CURLY KALE SALAD (any kale would work just fine)
INGREDIENTS
1-2 well rounded cups of cleaned/chopped curly kale
1/4 cup diced boiled beets
1 tbsp chopped walnuts
1 tbsp feta, crumbled
1 tbsp chopped raisins
1/2 cup chopped LightLife Three Grain tempeh (for tempeh preparation see below)
lemon juice, olive oil, salt and pepper to taste

TEMPEH MARINADE
1 package LightLife Three Grain tempeh
1 clove garlic, minced
1 cup beet juice (from boiled beets, from a can or fresh juice)
1 tbsp soy sauce
two dashes of vegan worcestershire


TEMPEH PREP
Using a sharp knife, cut 1/4" thick slices of tempeh at an angle. Combine the ingredients for marinade (garlic - worcestershire). Place tempeh slices in a container, top with marinade and seal. Let marinate for 5-6 hours. Alternatively, you can steam the whole tempeh for a few minutes, prepare as above, and marinate for around 2 hours.
(The marinating/steaming takes the slightly bitter flavor out of the tempeh.)

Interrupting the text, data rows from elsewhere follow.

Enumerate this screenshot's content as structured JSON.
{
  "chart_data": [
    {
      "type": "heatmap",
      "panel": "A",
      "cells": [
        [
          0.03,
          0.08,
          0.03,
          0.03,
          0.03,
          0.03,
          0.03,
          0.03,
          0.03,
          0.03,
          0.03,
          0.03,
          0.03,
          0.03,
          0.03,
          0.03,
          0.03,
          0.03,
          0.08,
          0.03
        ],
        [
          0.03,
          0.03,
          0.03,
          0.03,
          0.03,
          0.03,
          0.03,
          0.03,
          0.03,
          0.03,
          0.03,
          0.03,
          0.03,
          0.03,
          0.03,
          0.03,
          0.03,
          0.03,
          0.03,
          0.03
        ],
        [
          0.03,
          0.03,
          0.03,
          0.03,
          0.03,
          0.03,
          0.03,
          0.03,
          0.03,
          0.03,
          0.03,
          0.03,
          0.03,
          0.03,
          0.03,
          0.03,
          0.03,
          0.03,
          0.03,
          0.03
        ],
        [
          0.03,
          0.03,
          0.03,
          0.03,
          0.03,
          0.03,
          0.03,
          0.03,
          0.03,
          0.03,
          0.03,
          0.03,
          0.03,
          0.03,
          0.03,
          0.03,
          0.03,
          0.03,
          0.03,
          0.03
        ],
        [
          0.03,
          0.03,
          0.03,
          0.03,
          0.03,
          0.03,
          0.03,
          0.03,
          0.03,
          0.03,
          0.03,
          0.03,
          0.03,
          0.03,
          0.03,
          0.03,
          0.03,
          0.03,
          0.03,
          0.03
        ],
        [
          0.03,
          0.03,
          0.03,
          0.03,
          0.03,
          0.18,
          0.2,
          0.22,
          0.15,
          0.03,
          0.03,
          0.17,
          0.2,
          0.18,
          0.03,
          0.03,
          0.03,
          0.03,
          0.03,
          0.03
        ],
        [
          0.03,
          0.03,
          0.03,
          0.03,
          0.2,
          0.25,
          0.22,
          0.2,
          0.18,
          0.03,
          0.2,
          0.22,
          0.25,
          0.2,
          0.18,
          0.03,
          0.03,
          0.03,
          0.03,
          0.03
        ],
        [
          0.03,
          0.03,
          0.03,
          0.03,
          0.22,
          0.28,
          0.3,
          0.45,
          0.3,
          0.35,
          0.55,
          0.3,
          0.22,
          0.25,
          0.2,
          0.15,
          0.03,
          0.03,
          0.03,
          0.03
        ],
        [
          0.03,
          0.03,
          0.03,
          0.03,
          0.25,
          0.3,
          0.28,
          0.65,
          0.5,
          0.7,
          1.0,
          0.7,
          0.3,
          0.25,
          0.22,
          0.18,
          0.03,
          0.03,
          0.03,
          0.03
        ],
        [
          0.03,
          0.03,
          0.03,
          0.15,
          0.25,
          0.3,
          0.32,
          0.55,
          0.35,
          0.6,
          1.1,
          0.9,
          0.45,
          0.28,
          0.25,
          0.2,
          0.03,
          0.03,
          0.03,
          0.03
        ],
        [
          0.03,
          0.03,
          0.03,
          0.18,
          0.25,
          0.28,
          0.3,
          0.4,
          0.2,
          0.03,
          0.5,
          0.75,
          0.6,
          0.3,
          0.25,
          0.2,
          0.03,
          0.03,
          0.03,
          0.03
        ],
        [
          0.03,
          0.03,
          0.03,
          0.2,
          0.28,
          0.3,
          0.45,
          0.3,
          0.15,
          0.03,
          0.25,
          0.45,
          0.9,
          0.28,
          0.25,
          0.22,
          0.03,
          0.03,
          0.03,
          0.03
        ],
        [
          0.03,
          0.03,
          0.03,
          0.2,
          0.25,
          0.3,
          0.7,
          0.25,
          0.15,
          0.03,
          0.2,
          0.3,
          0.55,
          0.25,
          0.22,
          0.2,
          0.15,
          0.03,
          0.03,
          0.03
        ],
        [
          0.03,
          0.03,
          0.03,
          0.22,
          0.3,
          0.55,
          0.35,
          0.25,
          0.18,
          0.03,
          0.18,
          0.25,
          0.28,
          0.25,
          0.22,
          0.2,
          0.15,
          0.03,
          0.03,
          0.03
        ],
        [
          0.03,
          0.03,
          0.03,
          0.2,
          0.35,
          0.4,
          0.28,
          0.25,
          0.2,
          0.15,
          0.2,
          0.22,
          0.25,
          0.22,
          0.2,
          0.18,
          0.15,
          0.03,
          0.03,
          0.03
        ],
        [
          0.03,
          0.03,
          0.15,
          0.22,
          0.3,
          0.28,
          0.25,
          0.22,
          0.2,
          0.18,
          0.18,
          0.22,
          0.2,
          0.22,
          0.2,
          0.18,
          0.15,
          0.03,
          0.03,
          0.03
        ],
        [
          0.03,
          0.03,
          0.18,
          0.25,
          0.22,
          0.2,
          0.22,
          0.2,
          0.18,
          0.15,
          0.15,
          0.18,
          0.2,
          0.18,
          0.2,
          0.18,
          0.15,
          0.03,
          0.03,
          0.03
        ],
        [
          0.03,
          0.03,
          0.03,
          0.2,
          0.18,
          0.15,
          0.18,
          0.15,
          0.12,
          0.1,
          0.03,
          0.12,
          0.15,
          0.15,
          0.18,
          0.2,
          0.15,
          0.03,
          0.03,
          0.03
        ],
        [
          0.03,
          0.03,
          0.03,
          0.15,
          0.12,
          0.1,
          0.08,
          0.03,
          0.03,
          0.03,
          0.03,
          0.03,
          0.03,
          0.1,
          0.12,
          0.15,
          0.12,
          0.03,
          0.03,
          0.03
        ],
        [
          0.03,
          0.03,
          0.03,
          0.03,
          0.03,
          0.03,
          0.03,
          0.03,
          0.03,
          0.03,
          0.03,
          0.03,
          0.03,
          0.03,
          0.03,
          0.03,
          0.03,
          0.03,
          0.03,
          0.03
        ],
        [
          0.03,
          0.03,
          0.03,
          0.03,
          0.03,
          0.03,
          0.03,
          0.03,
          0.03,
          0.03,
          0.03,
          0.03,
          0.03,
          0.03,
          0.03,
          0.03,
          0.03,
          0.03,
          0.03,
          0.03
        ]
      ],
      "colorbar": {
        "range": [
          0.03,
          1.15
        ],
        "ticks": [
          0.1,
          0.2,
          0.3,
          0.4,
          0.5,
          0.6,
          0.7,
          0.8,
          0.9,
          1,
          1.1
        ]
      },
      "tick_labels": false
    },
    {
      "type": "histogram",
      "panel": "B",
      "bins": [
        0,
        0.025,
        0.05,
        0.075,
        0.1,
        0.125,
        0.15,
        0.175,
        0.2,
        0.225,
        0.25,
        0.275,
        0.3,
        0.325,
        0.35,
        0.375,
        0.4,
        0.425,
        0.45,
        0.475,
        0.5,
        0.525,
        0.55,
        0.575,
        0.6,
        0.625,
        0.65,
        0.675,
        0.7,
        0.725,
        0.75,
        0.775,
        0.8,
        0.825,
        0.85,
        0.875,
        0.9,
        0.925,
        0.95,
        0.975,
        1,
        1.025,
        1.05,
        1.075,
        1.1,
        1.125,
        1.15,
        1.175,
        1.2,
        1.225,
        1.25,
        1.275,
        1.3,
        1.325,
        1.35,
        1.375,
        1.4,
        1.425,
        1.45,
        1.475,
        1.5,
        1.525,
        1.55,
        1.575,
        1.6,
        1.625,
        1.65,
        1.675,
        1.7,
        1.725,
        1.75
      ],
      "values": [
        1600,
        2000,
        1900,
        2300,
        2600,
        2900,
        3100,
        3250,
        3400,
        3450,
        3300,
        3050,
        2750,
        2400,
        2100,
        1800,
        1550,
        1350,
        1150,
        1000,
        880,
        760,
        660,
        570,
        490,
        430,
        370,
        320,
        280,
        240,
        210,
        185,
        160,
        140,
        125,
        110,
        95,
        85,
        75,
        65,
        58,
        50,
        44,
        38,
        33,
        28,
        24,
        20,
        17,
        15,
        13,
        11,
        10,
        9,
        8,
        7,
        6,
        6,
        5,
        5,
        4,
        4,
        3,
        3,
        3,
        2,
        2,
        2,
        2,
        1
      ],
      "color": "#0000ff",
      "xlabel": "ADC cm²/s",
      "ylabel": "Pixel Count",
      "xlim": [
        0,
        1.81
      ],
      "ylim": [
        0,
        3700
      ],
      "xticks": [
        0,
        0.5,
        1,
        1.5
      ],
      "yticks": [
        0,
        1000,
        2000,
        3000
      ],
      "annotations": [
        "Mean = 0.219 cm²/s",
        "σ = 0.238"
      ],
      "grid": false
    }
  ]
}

Heat a skillet over medium-high heat. Place tempeh in the skillet in a single layer (ok if pieces or touching a little). Cook tempeh a little bit, then add some marinade to the pan and cook a bit longer. Once slightly browned flip to brown the other side.  Total cooking time about 15 mins.
(Though this is a rough recipe, I hope it inspires you to give tempeh a try!) 

SALAD PREP
Mix all salad ingredients (except tempeh) together in a large bowl. Toss until well combined. Top with bite sized piece of cooked tempeh.